Prime Minister Sir Keir Starmer is set to chair Cabinet as police assess accusations that Lord Mandelson leaked sensitive information from the heart of government to paedophile financier Jeffrey Epstein.
The Metropolitan Police are reviewing reports of alleged misconduct in a public office after millions of pages were released as part of the so-called Epstein files.
It comes after files released by the US Department of Justice apparently showed Lord Mandelson passing information to Epstein while the peer was a cabinet minister in Gordon Brown’s government.
The Prime Minister has called for his former ambassador to Washington to quit the Lords, with Downing Street saying Sir Keir believes he should “not be a member… or use the title”.
He has tasked the country’s top civil servant with carrying out a review.
The documents indicate Epstein was sent details of internal discussions from the heart of the UK government after the global financial crisis.
Lord Mandelson, the then-business secretary, appeared to tell Epstein he would lobby ministers over a tax on bankers’ bonuses in 2009, and to confirm an imminent bailout package for the euro the day before it was announced in 2010.
Bank statements from 2003 and 2004 appeared to show he received payments totalling 75,000 US dollars from the financier, and Epstein is also said to have paid for an osteopathy course for Lord Mandelson’s husband.
The Metropolitan Police said on Monday they had received “a number of reports relating to alleged misconduct in a public office” after the files were released and that they would be reviewed to determine if they meet the criminal threshold for investigation.
A Government spokesperson said: “It is rightly for the police to determine whether to investigate and the Government stands ready to provide whatever support and assistance the police need.”
Downing Street earlier said Sir Keir had asked Cabinet Secretary Sir Chris Wormald to conduct “an urgent review” looking at “all available information regarding Mandelson’s contacts with Epstein during his period as a government minister”.
Former prime minister Gordon Brown said he had asked Sir Chris to investigate the disclosure of “confidential and market sensitive information” during the global financial crisis.
Nick Macpherson, former permanent secretary to the Treasury, suggested in a social media post that then-chancellor Alistair Darling had suspicions about leaks at the time.

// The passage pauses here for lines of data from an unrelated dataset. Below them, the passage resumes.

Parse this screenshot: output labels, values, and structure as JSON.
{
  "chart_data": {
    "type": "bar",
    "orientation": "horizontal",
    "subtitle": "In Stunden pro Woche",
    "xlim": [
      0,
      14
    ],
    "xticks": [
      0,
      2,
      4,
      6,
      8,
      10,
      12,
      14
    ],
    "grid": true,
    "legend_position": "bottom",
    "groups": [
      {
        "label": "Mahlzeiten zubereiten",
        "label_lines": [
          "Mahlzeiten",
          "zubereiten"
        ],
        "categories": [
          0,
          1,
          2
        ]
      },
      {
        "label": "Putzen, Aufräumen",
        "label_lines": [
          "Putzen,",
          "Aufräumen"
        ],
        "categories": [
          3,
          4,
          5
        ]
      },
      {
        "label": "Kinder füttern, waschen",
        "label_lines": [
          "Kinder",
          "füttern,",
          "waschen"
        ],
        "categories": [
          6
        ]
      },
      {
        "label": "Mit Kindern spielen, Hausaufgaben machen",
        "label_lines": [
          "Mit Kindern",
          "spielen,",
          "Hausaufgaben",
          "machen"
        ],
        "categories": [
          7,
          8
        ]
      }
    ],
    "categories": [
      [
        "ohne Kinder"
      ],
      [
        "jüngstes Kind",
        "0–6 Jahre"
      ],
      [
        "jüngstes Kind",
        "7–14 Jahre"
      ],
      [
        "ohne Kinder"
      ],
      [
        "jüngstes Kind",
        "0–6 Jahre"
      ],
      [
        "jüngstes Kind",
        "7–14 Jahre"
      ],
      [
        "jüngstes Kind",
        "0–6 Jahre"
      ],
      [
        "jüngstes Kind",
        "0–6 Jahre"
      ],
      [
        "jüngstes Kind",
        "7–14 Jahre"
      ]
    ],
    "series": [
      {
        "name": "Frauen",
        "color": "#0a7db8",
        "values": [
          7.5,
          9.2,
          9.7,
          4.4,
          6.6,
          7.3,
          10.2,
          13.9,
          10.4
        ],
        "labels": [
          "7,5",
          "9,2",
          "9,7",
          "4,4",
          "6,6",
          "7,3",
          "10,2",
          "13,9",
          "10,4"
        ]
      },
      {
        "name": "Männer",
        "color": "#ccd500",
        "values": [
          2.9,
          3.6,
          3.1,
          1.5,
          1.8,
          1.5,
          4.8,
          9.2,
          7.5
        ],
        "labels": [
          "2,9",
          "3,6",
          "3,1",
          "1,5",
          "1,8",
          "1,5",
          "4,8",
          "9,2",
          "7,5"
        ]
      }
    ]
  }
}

“Alistair Darling and the official Treasury were always aware that investment banks had an inside track to Number 10. But the brazen nature of that inside track is rather breath-taking,” he posted on BlueSky.
Darren Jones, the chief secretary to the Prime Minister, told the Commons on Monday that Lord Mandelson “must account for his actions and conduct”.
He said the information emerging in recent days had been unknown to both the Labour Party and the Government before the files were released.
“It is an understatement to say that his decision to continue a close relationship with a convicted paedophile, including discussing private government business, falls far below the standards expected of any minister,” he said.
On Sunday night, Lord Mandelson resigned his Labour membership and said he has “no record or recollection” of alleged financial payments made to him by Epstein.
Though this means he is still a peer, he has been on leave from the House of Lords since he took up his post in Washington, and reportedly has no plans to return.
On Monday evening, Privy councillors Dame Emily Thornberry, Labour MP for Islington South and Finsbury, and SNP Westminster leader Stephen Flynn both called for Lord Mandelson to be removed from the Privy Council.
Asked on the BBC’s Newsnight programme whether he should remain on the council, both replied “no”, but Mr Flynn said he had “no idea” of what the process for Lord Mandelson’s potential removal would entail.
Lord Mandelson suggested he did not want to fully exit public life in an interview with The Times, saying that “hiding under a rock would be a disproportionate response to a handful of misguided historical emails, which I deeply regret sending”.
He told the newspaper that none of the recent download of Epstein files “indicate wrongdoing or misdemeanour on my part”.
Elsewhere, the King has been urged to contact lawyers representing a woman who claims to have been sent to the UK by Epstein for a sexual encounter with his brother Andrew Mountbatten-Windsor.
The former prince has also featured in the documents on a number of occasions, including images which appear to show him crouched over an unidentified woman who is lying on the floor.
Meanwhile, Sarah Ferguson’s international charity, Sarah’s Trust, announced it would close for the foreseeable future.
And in the US, a spokesman for former president Bill Clinton and his wife Hillary said the couple were willing to comply with a congressional subpoena for their testimony in a House investigation into Epstein.